Not really, not by the strength of his arguments. Rogan explicitly stated that he reached the conclusion he did because all the smart people he knew believed the moon landing happened. That’s it. Consensus. He had an answer for every argument and if you listen to his explanation for why he changed his mind, he said he says he was very good at making arguments that couldn’t be answered. It had literally zero to do with the language of the explanations and everything to do with who they were coming from. If Rogan wasn’t susceptible to the kind of thinking he was (which by the way, is a form of fallacious reasoning), all the arguments in the world wouldn’t have made a difference. The problem is that you make the default (and generally wrong) assumption that human beings form and defend beliefs based on logic in a direct fashion. Evidence shows that we are not rational actors in this sort of perfect or tidy way. You don’t do it, and I don’t do it. We trick ourselves into believing we do, and rewrite our memories to justify our path to an opinion. The reality of our opinions has a lot to do with personality type (high-authoritarian versus low-authoritarian) and things like what media we consume.

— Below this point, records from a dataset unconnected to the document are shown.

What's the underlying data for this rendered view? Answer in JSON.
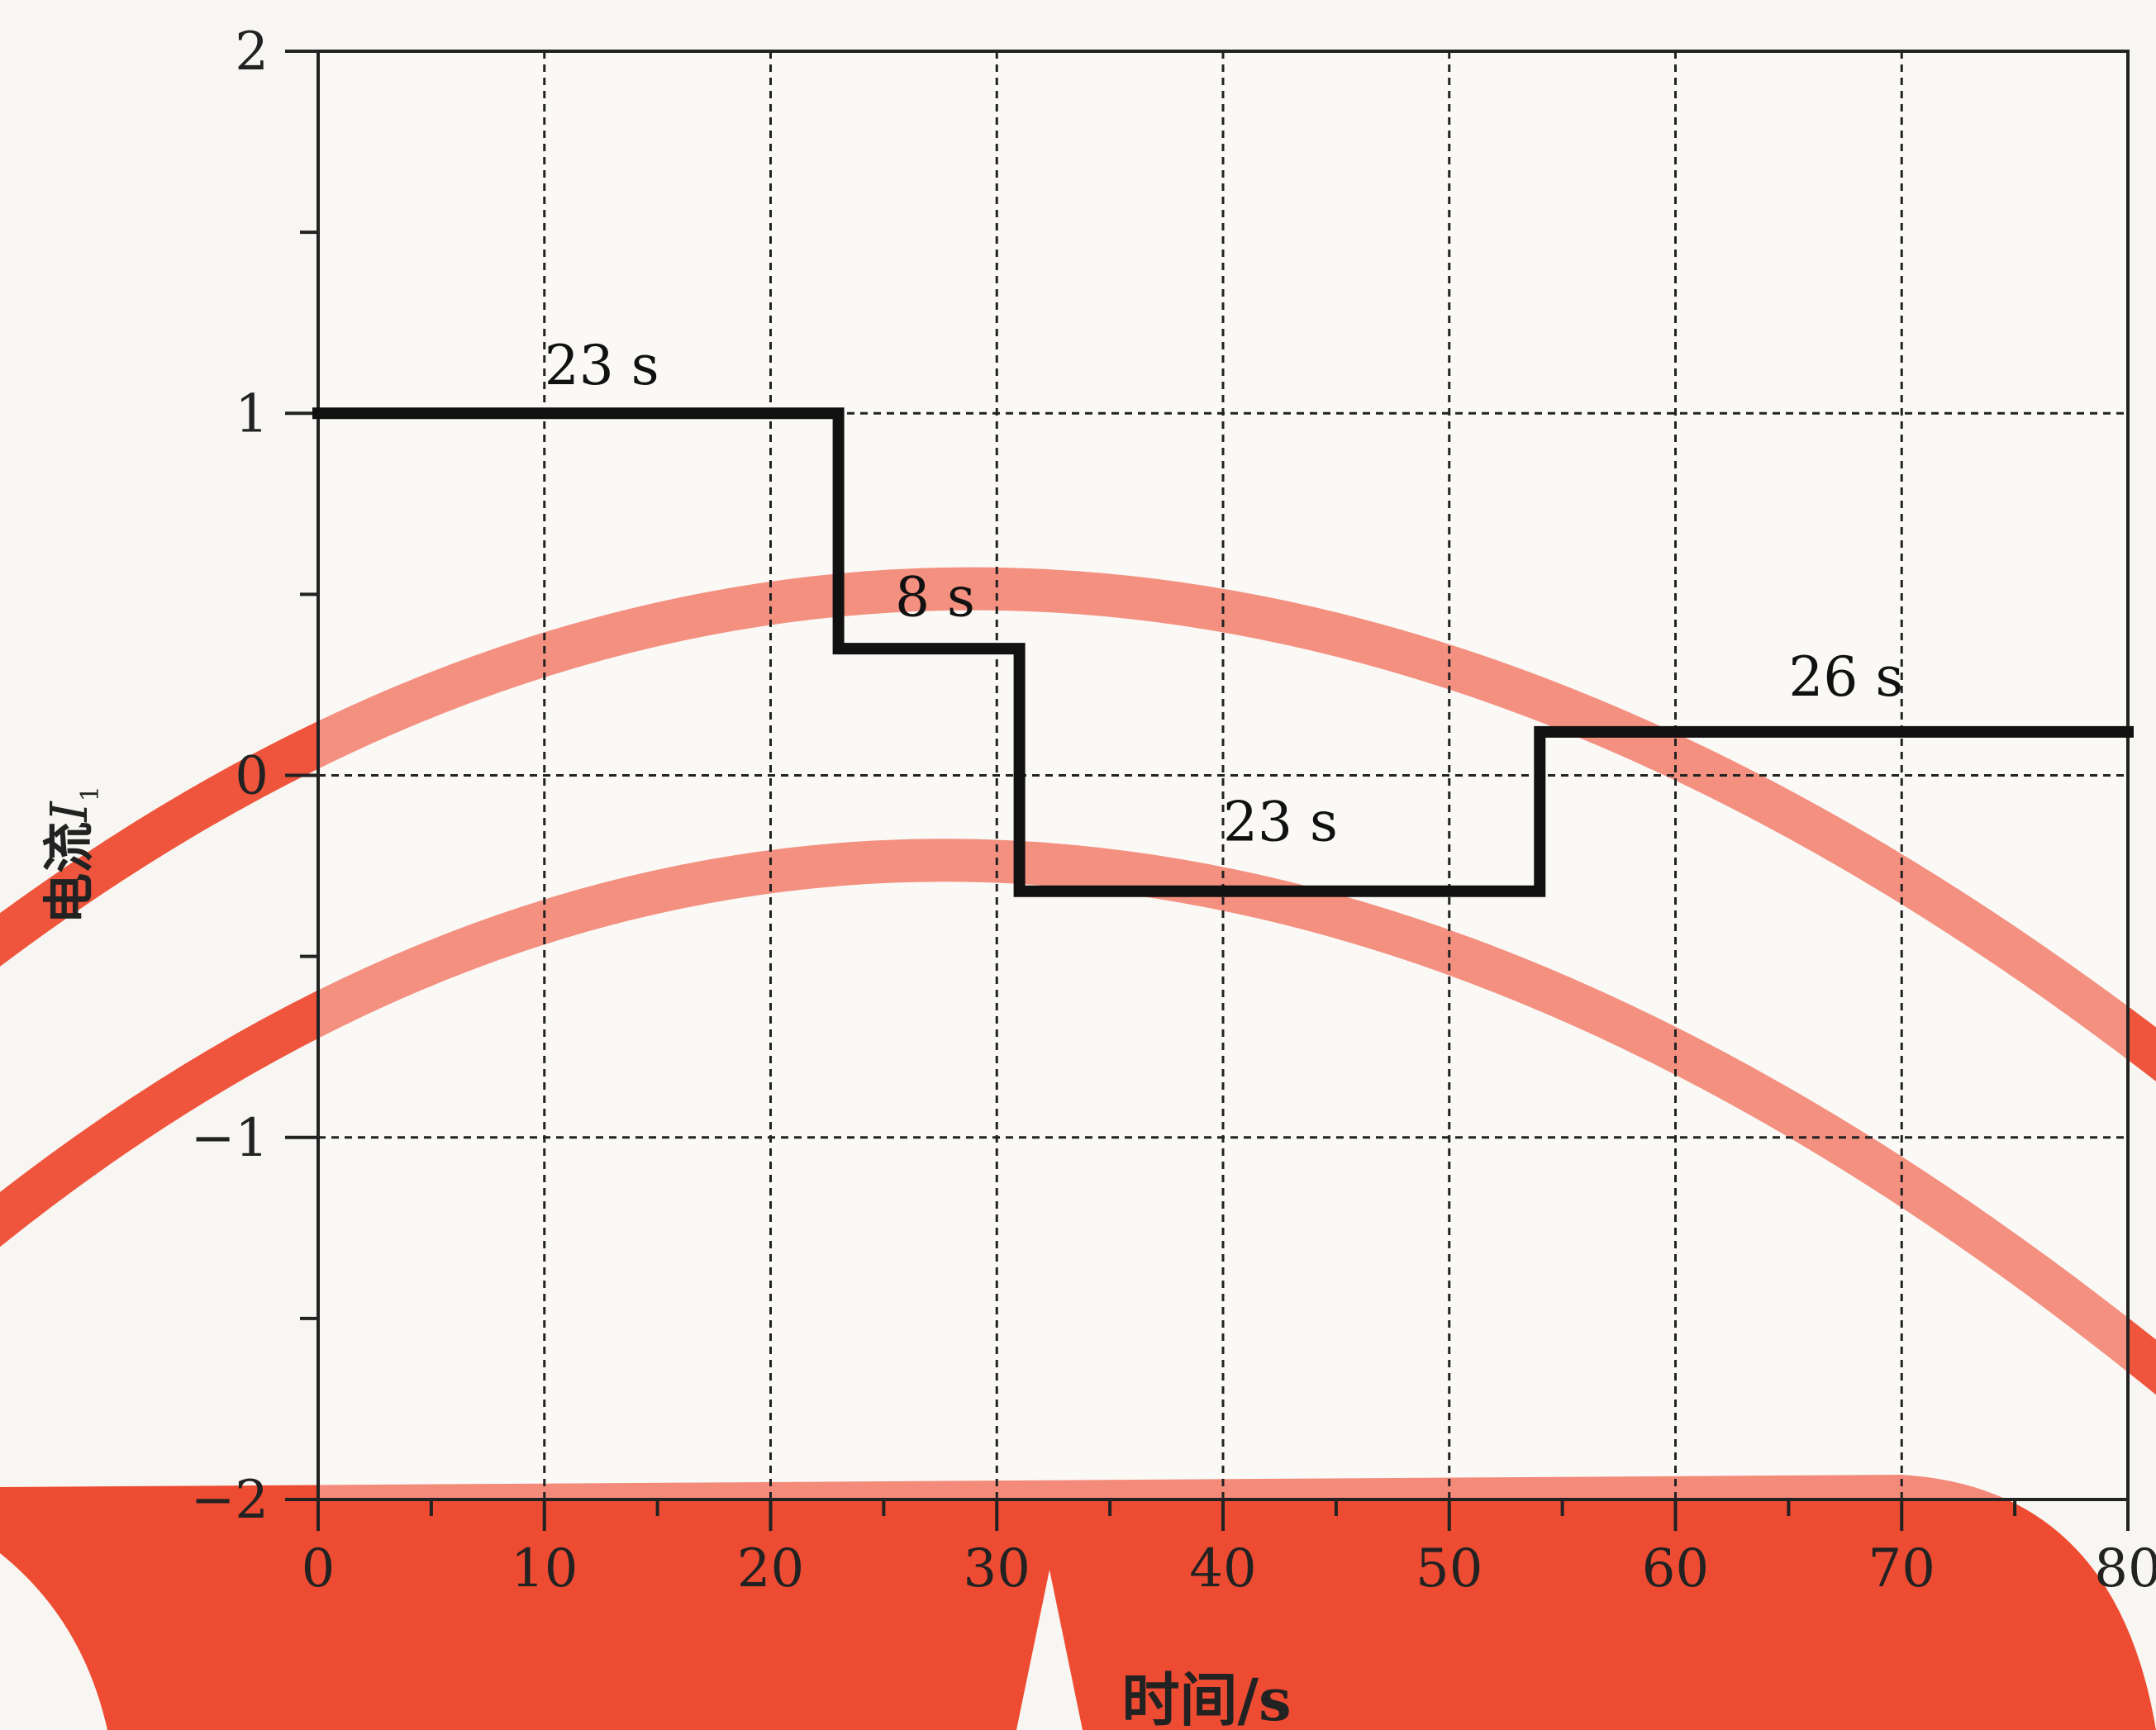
{
  "colors": {
    "paper": "#f7f6f2",
    "plot_bg": "#ffffff",
    "step_line": "#111111",
    "grid": "#222222",
    "decor_red": "#ee4c32",
    "decor_mark": "#ee4c32"
  },
  "chart_data": {
    "type": "line",
    "title": "",
    "xlabel": "时间/s",
    "ylabel_main": "电流",
    "ylabel_italic": "I",
    "ylabel_sub": "1",
    "xlim": [
      0,
      80
    ],
    "ylim": [
      -2,
      2
    ],
    "x_ticks": [
      {
        "value": 0,
        "label": "0"
      },
      {
        "value": 10,
        "label": "10"
      },
      {
        "value": 20,
        "label": "20"
      },
      {
        "value": 30,
        "label": "30"
      },
      {
        "value": 40,
        "label": "40"
      },
      {
        "value": 50,
        "label": "50"
      },
      {
        "value": 60,
        "label": "60"
      },
      {
        "value": 70,
        "label": "70"
      },
      {
        "value": 80,
        "label": "80"
      }
    ],
    "y_ticks": [
      {
        "value": 2,
        "label": "2"
      },
      {
        "value": 1,
        "label": "1"
      },
      {
        "value": 0,
        "label": "0"
      },
      {
        "value": -1,
        "label": "−1"
      },
      {
        "value": -2,
        "label": "−2"
      }
    ],
    "minor_x_step": 5,
    "minor_y_step": 0.5,
    "grid": true,
    "series": [
      {
        "x": [
          0,
          23,
          23,
          31,
          31,
          54,
          54,
          80
        ],
        "y": [
          1,
          1,
          0.35,
          0.35,
          -0.32,
          -0.32,
          0.12,
          0.12
        ]
      }
    ],
    "annotations": [
      {
        "text": "23 s",
        "x": 10,
        "y": 1.08
      },
      {
        "text": "8 s",
        "x": 25.5,
        "y": 0.44
      },
      {
        "text": "23 s",
        "x": 40,
        "y": -0.18
      },
      {
        "text": "26 s",
        "x": 65,
        "y": 0.22
      }
    ]
  }
}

This is why I fundamentally believe that exposing people to the viewpoint is often more important than defending the viewpoint in a particular way, and I think that a strategy of engagement is more helpful than one of dismissal. You lead the horse to water often enough, it’ll drink something.
Here is where we have common ground. But I’d characterise continually phrasing an argument in terms that aren’t shared by the participants as a form of arrogant dismissal. It says ‘my frame of reference is the only correct one. Your experience is of no value’. It just leads to responses like this.
People who don’t feel valued instinctively reject the message, or just don’t hear it no matter how often you ‘lead the horse to water’. As you say, we aren’t entirely rational actors.
The types of argument Joe was making can be applied to Bigfoot and Simulation theory too. You cannot disprove the negative.
If he wants to debate using that method then attack the method and expunge it from the discourse first.
Coming to terms is should be the beginning of a debate.
I should add, I’m a fan of Joes precisely because he usually starts with a wayward position and can then be argued around to one that makes sense. But I think he knows this and can leverage it effectively.